Dari pengertian itulah, bagi kami mudik menjadi begitu berharga bagi manusia Indonesa. Mudik adalah kerinduaan yang tak tertahan kepada segala sesuatu yang melahirkan dan tumbuh berkembang bersama menyertai manusia Indonesia.

Siapakah di dunia ini yang tidak rindu kembali ke ibu?

Mudik sudah menjadi kegiatan rutin yang dilakukan setiap tahun oleh manusia Indonesia. Sehabis melaksanakan ibadah puasa, ratusan ribu bahkan mungkin jutaan manusia Indonesia melakukan persiapan dengan berbagai macam perbekalan yang disiapkan untuk kembali ke kampung halaman. Kita rindu kembali ke tanah kelahiran kita. Tanah yang di mana dalam tanah itu menyimpan bagian dari tubuh kita saat kita dilahirkan ke dunia.

Oleh sebab itulah kenapa tradisi mudik sangat mendarah daging dan dijiwai bagi manusia Indonesia. Dengan mudik kita bisa berkumpul dengan keluarga, saudara, teman-teman, kita membasuh kerinduan akan masa lalu yang kering, setelah cukup lama kita tingalkan. Begitu sangat banyak orang dilibatkan dalam prosesi tahunan ini, bahkan dimensi spirtualitas sangat tercermin dalam tradisi mudik ini.

Di sepanjang perjalanan menuju kampung halaman, Kita bisa lihat dimana ratusan ribu orang bersamaan tumpah ruah berbondong-bondong pergi menuju kekampung halamanya masing-masing.

Setelah sampai kampung halaman dan selesai melaksanakan shalat ied, orang-orang ramai-ramai bersilaturahmi bersama sanak keluarga, rekan, sahabat dan bahkan kepada warga yang mereka sendiri saling tidak kenal sebelumya. Selain kepada orang yang masih hidup, mereka juga tidak lupa untuk mendatangi orang-orang yang sudah meninggal, untuk kemudian diingat-ingat jasa kebaikan mereka lalu kemudian didoakan. Juga tidak lupa sebagai pengingat bahwa suatu saat dirinyalah yang akan berada di dalam tanah itu. “Mengigat kematian!”.  Bukankah hal itu perenungan yang sangat dalam?

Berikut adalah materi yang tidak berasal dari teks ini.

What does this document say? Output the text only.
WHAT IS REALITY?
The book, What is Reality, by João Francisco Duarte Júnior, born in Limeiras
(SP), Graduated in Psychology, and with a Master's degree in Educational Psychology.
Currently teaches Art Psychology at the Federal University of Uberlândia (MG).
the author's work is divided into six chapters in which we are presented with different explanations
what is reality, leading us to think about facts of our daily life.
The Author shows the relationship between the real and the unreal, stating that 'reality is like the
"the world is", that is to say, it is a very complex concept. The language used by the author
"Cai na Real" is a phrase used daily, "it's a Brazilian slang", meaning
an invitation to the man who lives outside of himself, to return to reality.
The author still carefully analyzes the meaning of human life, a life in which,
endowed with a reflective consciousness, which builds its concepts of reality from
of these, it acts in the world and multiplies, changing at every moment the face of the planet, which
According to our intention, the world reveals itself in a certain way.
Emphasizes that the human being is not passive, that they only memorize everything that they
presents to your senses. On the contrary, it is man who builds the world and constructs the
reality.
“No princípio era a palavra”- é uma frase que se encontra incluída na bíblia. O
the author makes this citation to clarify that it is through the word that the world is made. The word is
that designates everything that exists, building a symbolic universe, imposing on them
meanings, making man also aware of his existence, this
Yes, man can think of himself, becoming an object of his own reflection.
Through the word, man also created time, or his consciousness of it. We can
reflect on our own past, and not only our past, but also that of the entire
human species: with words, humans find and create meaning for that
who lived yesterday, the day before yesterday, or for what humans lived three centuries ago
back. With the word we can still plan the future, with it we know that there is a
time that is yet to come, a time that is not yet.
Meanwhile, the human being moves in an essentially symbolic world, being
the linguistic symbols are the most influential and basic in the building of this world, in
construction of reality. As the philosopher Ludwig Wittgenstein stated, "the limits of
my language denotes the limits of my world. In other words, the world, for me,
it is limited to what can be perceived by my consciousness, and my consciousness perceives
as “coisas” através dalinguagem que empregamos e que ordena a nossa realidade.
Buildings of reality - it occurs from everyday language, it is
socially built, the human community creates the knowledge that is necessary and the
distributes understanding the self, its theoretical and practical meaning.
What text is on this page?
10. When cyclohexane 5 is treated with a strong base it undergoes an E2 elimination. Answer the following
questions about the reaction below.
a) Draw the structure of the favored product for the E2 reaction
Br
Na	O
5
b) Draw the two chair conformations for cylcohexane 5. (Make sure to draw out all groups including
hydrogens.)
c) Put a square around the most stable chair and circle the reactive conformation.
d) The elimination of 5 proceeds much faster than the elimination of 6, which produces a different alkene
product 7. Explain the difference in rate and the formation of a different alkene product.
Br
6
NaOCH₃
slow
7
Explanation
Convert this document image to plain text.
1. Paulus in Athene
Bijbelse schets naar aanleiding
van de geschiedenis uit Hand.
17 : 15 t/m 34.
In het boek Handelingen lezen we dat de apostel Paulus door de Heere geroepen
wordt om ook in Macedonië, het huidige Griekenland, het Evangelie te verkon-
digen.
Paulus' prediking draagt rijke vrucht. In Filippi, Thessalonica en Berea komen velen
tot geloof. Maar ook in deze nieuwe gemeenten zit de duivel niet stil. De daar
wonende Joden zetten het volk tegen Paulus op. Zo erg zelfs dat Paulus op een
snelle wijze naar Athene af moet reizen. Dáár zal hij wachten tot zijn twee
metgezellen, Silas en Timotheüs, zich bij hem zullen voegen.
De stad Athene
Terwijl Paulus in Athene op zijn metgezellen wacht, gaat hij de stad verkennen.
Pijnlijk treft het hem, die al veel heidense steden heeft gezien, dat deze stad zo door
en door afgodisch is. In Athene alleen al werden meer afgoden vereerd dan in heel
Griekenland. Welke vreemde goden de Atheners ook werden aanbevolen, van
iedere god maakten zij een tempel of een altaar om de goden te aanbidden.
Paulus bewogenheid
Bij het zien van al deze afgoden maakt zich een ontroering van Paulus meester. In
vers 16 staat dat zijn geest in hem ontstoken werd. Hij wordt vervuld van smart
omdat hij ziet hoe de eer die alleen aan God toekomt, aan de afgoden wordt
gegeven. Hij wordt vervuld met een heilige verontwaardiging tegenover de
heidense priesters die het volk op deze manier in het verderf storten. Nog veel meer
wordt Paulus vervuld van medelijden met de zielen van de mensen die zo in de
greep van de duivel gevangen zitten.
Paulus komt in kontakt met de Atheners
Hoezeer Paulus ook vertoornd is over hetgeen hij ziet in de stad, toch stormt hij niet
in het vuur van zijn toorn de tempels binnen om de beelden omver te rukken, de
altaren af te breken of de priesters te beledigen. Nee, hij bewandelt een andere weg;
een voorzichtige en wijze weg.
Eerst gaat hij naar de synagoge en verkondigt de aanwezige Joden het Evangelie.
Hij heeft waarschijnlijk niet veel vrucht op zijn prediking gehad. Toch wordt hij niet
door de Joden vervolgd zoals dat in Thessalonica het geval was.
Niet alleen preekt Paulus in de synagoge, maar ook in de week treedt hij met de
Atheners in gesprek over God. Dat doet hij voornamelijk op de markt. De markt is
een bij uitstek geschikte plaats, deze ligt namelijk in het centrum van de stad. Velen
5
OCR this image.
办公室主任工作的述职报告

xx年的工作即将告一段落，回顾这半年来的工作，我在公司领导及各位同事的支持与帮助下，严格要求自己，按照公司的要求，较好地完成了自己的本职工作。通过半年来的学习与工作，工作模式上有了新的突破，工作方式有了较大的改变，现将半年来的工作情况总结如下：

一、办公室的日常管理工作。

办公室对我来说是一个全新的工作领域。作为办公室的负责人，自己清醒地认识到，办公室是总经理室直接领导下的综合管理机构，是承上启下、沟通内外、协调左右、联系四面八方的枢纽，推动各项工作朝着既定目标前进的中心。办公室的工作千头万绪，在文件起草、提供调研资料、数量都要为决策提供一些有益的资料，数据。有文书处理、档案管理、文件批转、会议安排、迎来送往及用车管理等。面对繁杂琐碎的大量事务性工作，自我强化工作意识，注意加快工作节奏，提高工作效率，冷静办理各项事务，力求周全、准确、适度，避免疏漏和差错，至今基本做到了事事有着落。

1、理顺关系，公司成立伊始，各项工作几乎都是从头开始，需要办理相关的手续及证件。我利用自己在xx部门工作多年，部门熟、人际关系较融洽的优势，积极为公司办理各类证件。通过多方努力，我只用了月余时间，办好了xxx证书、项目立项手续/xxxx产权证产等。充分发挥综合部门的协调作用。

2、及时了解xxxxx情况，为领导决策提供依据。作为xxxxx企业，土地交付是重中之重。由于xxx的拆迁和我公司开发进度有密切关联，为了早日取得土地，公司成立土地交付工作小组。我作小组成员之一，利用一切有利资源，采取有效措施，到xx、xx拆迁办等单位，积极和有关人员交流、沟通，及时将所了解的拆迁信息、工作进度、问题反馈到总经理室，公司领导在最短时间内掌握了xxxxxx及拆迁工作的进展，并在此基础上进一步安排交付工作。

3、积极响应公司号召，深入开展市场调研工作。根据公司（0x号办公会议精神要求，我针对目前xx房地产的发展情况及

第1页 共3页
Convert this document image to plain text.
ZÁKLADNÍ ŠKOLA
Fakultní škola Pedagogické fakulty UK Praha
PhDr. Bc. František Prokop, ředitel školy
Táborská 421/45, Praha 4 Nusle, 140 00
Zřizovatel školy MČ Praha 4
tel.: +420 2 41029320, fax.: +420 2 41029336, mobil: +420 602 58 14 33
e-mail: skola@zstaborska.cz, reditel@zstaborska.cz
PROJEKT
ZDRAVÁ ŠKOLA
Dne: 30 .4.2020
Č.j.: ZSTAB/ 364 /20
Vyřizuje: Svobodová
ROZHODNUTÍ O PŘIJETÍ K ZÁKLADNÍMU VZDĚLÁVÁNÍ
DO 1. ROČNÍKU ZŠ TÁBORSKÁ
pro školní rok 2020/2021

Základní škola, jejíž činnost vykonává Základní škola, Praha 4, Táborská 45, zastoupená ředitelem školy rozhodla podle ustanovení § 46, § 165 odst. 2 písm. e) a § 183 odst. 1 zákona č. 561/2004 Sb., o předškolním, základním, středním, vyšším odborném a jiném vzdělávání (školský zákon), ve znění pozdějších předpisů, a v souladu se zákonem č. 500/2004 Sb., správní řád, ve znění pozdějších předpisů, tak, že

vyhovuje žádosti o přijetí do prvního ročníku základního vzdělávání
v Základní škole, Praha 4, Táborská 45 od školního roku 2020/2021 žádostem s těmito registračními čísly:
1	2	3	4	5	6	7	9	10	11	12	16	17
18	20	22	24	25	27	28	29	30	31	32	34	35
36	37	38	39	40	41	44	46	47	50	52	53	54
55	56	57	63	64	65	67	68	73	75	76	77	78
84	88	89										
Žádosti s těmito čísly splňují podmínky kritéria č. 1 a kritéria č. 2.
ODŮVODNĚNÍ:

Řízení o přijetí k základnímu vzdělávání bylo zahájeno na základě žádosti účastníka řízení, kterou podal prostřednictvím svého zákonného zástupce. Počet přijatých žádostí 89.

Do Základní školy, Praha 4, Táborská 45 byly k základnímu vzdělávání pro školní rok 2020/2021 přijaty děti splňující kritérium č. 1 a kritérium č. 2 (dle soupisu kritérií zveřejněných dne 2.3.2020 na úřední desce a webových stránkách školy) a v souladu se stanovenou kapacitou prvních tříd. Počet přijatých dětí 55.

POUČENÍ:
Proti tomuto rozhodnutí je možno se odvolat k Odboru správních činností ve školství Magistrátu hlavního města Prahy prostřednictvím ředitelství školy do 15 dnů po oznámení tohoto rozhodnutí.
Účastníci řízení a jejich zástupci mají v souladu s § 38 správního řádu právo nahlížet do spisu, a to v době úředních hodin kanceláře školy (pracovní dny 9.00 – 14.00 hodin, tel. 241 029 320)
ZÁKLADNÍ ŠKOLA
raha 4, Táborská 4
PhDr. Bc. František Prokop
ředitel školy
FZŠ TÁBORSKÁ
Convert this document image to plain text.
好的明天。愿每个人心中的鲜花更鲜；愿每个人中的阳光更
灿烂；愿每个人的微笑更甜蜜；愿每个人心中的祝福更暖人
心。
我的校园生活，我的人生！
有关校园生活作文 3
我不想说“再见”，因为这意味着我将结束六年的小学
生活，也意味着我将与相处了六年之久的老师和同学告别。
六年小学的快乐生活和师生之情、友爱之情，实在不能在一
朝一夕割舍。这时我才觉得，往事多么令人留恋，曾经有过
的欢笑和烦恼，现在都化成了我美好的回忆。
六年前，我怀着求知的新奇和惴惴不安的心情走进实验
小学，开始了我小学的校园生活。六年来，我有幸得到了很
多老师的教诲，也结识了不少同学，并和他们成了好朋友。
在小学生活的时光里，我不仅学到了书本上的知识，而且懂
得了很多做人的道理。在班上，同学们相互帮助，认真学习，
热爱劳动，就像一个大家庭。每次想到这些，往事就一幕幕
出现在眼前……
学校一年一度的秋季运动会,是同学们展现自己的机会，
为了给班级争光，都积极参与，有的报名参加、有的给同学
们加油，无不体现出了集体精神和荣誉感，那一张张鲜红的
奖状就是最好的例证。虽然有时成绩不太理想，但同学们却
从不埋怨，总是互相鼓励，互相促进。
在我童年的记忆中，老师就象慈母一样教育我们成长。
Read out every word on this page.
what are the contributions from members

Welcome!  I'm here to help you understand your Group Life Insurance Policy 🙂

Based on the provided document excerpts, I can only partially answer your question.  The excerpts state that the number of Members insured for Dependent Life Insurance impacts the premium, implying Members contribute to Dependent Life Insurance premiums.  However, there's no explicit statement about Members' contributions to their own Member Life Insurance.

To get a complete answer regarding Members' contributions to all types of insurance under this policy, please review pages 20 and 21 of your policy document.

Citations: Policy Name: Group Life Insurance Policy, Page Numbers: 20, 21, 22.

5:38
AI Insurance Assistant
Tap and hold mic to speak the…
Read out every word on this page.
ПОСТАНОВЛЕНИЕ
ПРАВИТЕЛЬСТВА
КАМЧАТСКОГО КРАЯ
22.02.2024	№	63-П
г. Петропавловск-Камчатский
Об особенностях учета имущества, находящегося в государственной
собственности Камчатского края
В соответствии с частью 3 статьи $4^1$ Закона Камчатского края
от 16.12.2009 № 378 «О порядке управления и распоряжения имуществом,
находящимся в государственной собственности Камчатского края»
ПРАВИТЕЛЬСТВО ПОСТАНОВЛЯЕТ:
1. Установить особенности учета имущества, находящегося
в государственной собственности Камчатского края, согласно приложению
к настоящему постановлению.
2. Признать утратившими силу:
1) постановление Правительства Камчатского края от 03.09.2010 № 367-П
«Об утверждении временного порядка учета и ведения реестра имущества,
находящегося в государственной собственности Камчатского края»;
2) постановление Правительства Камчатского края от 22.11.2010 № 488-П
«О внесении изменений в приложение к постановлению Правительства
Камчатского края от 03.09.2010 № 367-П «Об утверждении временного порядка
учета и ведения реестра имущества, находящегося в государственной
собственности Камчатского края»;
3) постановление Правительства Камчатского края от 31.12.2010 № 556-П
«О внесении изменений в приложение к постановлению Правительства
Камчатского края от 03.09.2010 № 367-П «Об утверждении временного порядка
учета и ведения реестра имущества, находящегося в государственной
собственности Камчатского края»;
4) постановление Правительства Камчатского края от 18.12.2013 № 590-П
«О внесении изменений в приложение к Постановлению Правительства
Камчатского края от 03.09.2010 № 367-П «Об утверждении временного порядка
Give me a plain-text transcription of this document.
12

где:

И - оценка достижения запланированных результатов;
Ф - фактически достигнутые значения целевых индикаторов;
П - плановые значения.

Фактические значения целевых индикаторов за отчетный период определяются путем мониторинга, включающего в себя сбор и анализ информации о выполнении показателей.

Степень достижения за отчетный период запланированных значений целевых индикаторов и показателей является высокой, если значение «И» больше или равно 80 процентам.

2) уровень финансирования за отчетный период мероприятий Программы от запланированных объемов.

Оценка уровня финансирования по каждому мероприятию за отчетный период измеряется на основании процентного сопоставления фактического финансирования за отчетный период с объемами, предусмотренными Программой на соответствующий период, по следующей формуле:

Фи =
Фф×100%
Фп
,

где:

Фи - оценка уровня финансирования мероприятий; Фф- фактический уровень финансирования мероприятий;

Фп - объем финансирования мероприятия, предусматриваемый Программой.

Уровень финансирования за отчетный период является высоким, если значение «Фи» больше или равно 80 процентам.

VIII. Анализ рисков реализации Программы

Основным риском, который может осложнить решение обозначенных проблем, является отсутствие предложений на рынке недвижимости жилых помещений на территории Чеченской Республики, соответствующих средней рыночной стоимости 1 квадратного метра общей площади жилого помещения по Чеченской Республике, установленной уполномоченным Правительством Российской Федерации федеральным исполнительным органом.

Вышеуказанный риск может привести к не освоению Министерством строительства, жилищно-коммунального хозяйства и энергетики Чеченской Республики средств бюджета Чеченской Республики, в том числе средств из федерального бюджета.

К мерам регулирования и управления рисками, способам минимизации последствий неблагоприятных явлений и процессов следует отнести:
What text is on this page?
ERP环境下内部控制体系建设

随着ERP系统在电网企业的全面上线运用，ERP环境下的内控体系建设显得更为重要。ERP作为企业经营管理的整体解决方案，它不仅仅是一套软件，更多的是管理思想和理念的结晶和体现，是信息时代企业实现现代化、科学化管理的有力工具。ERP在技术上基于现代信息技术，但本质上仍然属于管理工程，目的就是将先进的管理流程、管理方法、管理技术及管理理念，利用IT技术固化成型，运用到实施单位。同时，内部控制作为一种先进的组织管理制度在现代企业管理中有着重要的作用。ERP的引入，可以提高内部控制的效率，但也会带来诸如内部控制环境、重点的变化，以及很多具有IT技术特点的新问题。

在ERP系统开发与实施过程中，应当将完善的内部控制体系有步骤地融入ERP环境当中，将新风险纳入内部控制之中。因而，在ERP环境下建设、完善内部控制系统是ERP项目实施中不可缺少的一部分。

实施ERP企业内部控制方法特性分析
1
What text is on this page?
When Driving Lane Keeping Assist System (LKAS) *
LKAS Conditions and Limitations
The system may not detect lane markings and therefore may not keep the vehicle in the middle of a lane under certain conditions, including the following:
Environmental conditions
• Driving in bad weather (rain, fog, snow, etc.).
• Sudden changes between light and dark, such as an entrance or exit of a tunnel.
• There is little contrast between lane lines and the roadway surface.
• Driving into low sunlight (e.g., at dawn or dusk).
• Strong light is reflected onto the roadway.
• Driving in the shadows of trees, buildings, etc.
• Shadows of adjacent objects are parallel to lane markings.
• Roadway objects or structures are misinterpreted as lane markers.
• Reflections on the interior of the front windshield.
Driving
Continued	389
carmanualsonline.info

Kembali kepada Bandung. Bandung Indonesia pulang pergi?

Ya begitulah. Bagi kami Bandung adalah rahim negara Indonesia. Tempat di mana sejarah pergolakan pemikiran para pendiri bangsa bergejolak dan diasuh di sana oleh sang ‘ibu’.

Sejarah mencatat bahwa di Jalan Ciateul Nomor 8 RT 02 RW 07 Kelurahan Nyengseret, Kecamatan Astana Anyar, Kota Bandung, terdapat sebuah rumah tempat berkumpulnya para founding father Indonesia, yang melakukan pertemuan dan diskusi membahas masa depan bangsa Indonesia. Di rumah itulah sosok seperti KH Agoes Salim, Ki Hadjar Dewantoro, Hos Tjokroaminoto, H Sanusi, Moh Yamin, KH Mas Ali Mansur, MH Thamrin, Abdoel Muis, Sostro Kartono (kakak RA Kartini), Ali Sastro, Asmara Hadi, ibu Trimurti, Suyudi, Soetan Sjahrir, Mohamamad hatta, Soekarno, dlsb berkumpul. Mereka saling beradu intelektual untuk mewujudkan cita-cita kemerdekaan bagi negara Indonesia.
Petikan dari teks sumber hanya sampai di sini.